Cumhurbaşkanının daha önce sorumluluğu yoktu. Yeni sistem cumhurbaşkanına ciddi sorumluluklar yüklüyor. Örneğin görevinden dolayı (görevden ayrılmış olsa dahi) cumhurbaşkanının yargılanması yolunu açıyor. Bunu da Meclis yapacak. Oysa şu anda Meclis'in cumhurbaşkanını sorgulama, soruşturma ya da yargılama yetkisi yok. Meclis'in bu kadar etkin ve güçlü olduğu bir sistemde 'diktatörlük', 'tek adamlılık' tartışması yapmak büyük haksızlık."

"Tarihi birikimimizle yeni bir sistem oluşturmamız zor değil"

Prof. Dr. Fendoğlu, Türkiye'nin kendisine özgü bir yönetim şekli, yeni bir sistem oluşturması zorunluluğu bulunduğuna vurgu yaparak, Türkiye'nin enerjisini boş yere harcamaması gerektiğini, yeni sistem için yeterince özgüven ve tecrübe sahibi olduğunu kaydetti.

Türkiye'nin gerek anayasal gerek siyasal birikim açısından yeterince tecrübeli olduğunu belirten Fendoğlu, şu değerlendirmelerde bulundu:

"Şu ana kadar meclis hükümeti, parlamenter, karma gibi birçok sistemi denedik. Dolayısıyla Türkiye'nin kendine özgü yeni bir sistem arayışı son derece doğal bir talep. Bizim bir de Cumhuriyet ve Osmanlı devleti birikimimiz var. Tarihi birikimlerimizden yararlanıp, yeni bir sistem oluşturmamız zor değil. Geçmiş siyasal birikimlerimizi yeniden yoğurup, yeni bir sistem oluşturmamız son derece doğal. Bir başka ülkeyi taklit etmemizin de hiçbir anlamı yok.
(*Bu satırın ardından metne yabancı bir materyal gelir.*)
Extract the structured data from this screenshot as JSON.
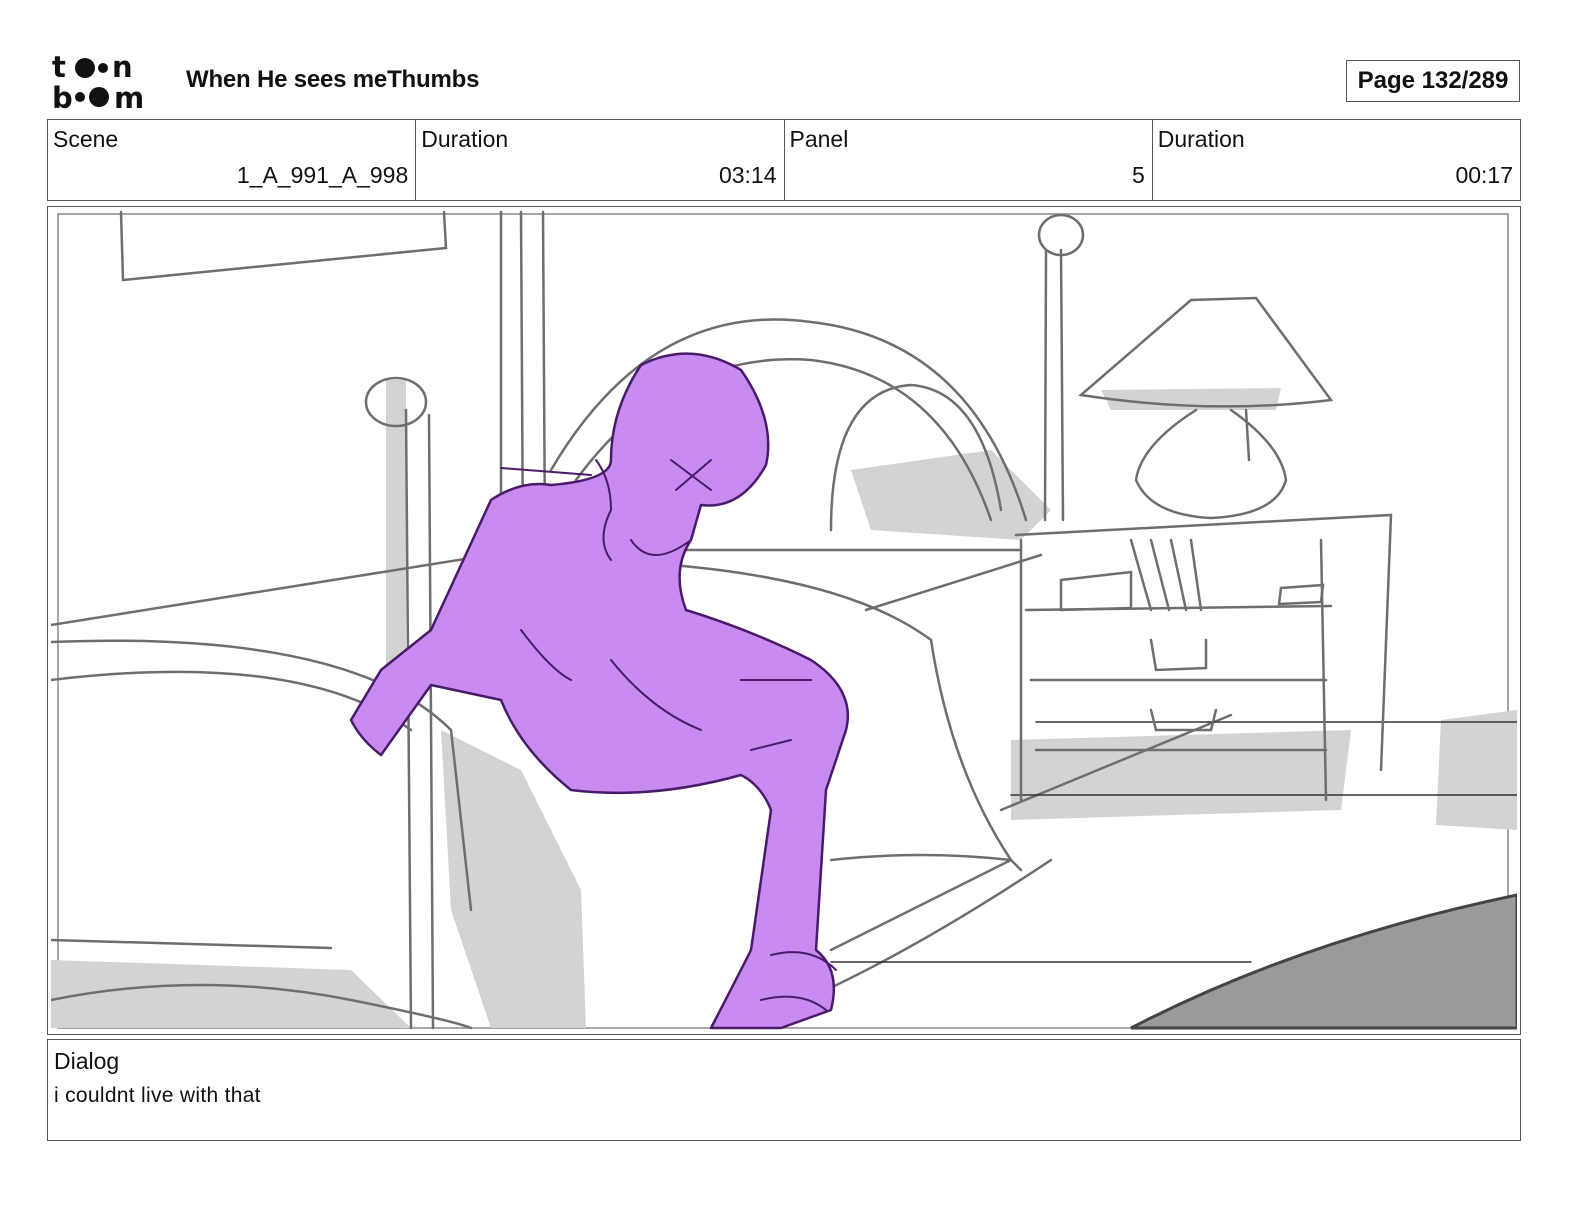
{
  "header": {
    "logo_text": "toon boom",
    "title": "When He sees meThumbs",
    "page_label": "Page 132/289"
  },
  "info": {
    "scene_label": "Scene",
    "scene_value": "1_A_991_A_998",
    "scene_duration_label": "Duration",
    "scene_duration_value": "03:14",
    "panel_label": "Panel",
    "panel_value": "5",
    "panel_duration_label": "Duration",
    "panel_duration_value": "00:17"
  },
  "dialog": {
    "label": "Dialog",
    "text": "i couldnt live with that"
  },
  "colors": {
    "character_fill": "#c88cf0",
    "character_line": "#4a1a6a",
    "sketch_line": "#6e6e6e",
    "shadow": "#d3d3d3",
    "rug": "#9a9a9a"
  }
}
Kendi tecrübelerimizle oluşturacağımız bu sisteme; Türk tipi sistem ya da Türk tipi cumhurbaşkanı sistemi diyebiliriz. Tarihsel, felsefi ve sosyolojik olarak yeni cumhurbaşkanlığı sistemi, Türk toplum yapısına uygulanabilir."

"Anayasa değişikliği detaylandırılmalı"

Prof. Dr. Fendoğlu, anayasanın 18 maddesinin değiştirilmesinin yeterli olmadığını belirterek, daha demokratik bir ülke için yeni değişikliklerin yapılması gerektiğini söyledi.

Siyasi Partiler Kanunu ve seçim kanunlarının revize edilmesinin demokratikleşmeyi ve Meclis'in etkinliğini daha da arttıracağını ifade eden Fendoğlu, sözlerini şöyle tamamladı:

"Dolayısıyla şu andaki düzenlemenin nihai bir değişiklik olabileceğini söylemek de doğru değil. Aslında Türkiye'de düzenin daha da fazla demokratikleşmesi gerekiyor. Bu nedenle 18 maddelik Anayasa değişikliği daha da detaylandırılmalı. Demokratikleşme, halkın daha da özgürleşmesi konusunda muhakkak gerekli olan hükümler ve düzenlemeler yapılmalı."